I need to change the time my DAG runs at to be midday. I followed the advice from various questions on here and deleted the DAG and uploaded a renamed version with a new dag_id
. Even though the original DAG was renamed from, say, dag_1.py to new_dag_1.py, THE dag_id
changed, and the schedule interval was changed from '@daily' to '0 12 * * *' when I upload this new DAG version the schedule part of the homepage for this dag still says '1 day, 0:00:00'.
I uploaded a completely different DAG with these parameters and the schedule interval correctly shows '0 12 * * *' so there must be something in the changed DAG or some metadata that is preventing Airflow from seeing it as new.
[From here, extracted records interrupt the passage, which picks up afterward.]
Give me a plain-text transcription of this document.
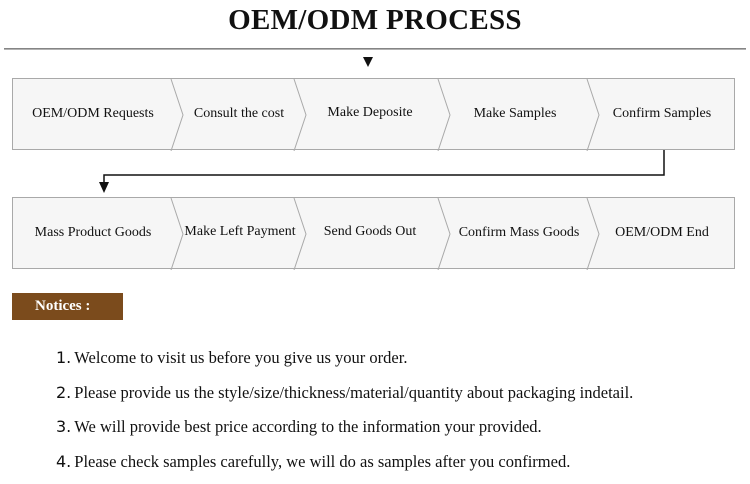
OEM/ODM PROCESS
OEM/ODM Requests	Consult the cost	Make Deposite	Make Samples	Confirm Samples
Mass Product Goods	Make Left Payment	Send Goods Out	Confirm Mass Goods	OEM/ODM End
Notices :
1. Welcome to visit us before you give us your order.
2. Please provide us the style/size/thickness/material/quantity about packaging indetail.
3. We will provide best price according to the information your provided.
4. Please check samples carefully, we will do as samples after you confirmed.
Other than the name of the dag file that I changed and the changed dag_id
is there anything else I should have changed for Airflow to let me set this to run at a different time?
EDIT: I have recreated this problem with some generic code:
Here is the first version of the dag: dag_1.py
import airflow
import datetime
import logging
from airflow.utils.task_group import TaskGroup
from airflow.operators.dummy import DummyOperator
YESTERDAY = datetime.datetime.now() - datetime.timedelta(days=1)
default_args = {
'owner': 'my_name',
'depends_on_past': False,
'email': ['my_email'],
'email_on_failure': False,
'email_on_retry': False,
'retries': 0 ,
'slack_conn_id': 'slack_conn',
'start_date': YESTERDAY,
'project_id': 'my_project',
'dataset_id': 'my_dataset',
'schedule_interval': '@daily',
}
with airflow.DAG(
'test_cron',
catchup=False,
default_args=default_args,
tags=['example']
) as dag:
my_empty_operator = DummyOperator(
task_id='empty_task',
dag=dag,
)
my_empty_operator
And the updated version dag_1_2.py
import airflow
import datetime
import logging
from airflow.utils.task_group import TaskGroup
from airflow.operators.dummy import DummyOperator
YESTERDAY = datetime.datetime.now() - datetime.timedelta(days=1)
default_args = {
'owner': 'my_name',
'depends_on_past': False,
'email': ['my_email'],
'email_on_failure': False,
'email_on_retry': False,
'retries': 0 ,
'slack_conn_id': 'slack_conn',
'start_date': YESTERDAY,
'project_id': 'my_project',
'dataset_id': 'my_dataset',
'schedule_interval': '0 12 * * *',
}
with airflow.DAG(
'test_cron_2',
catchup=False,
default_args=default_args,
tags=['example']
) as dag:
my_empty_operator = DummyOperator(
task_id='empty_task',
dag=dag,
)
my_empty_operator
Note I have changed 1.the name of the file 2.the name of the dag_id 3.the schedule_interval
However the new DAG, dag_1_2.py still shows on the UI as having a schedule of 1 day, 0:00:00. How is this possible? For all intents and purposes this is a new DAG (or so it seems?)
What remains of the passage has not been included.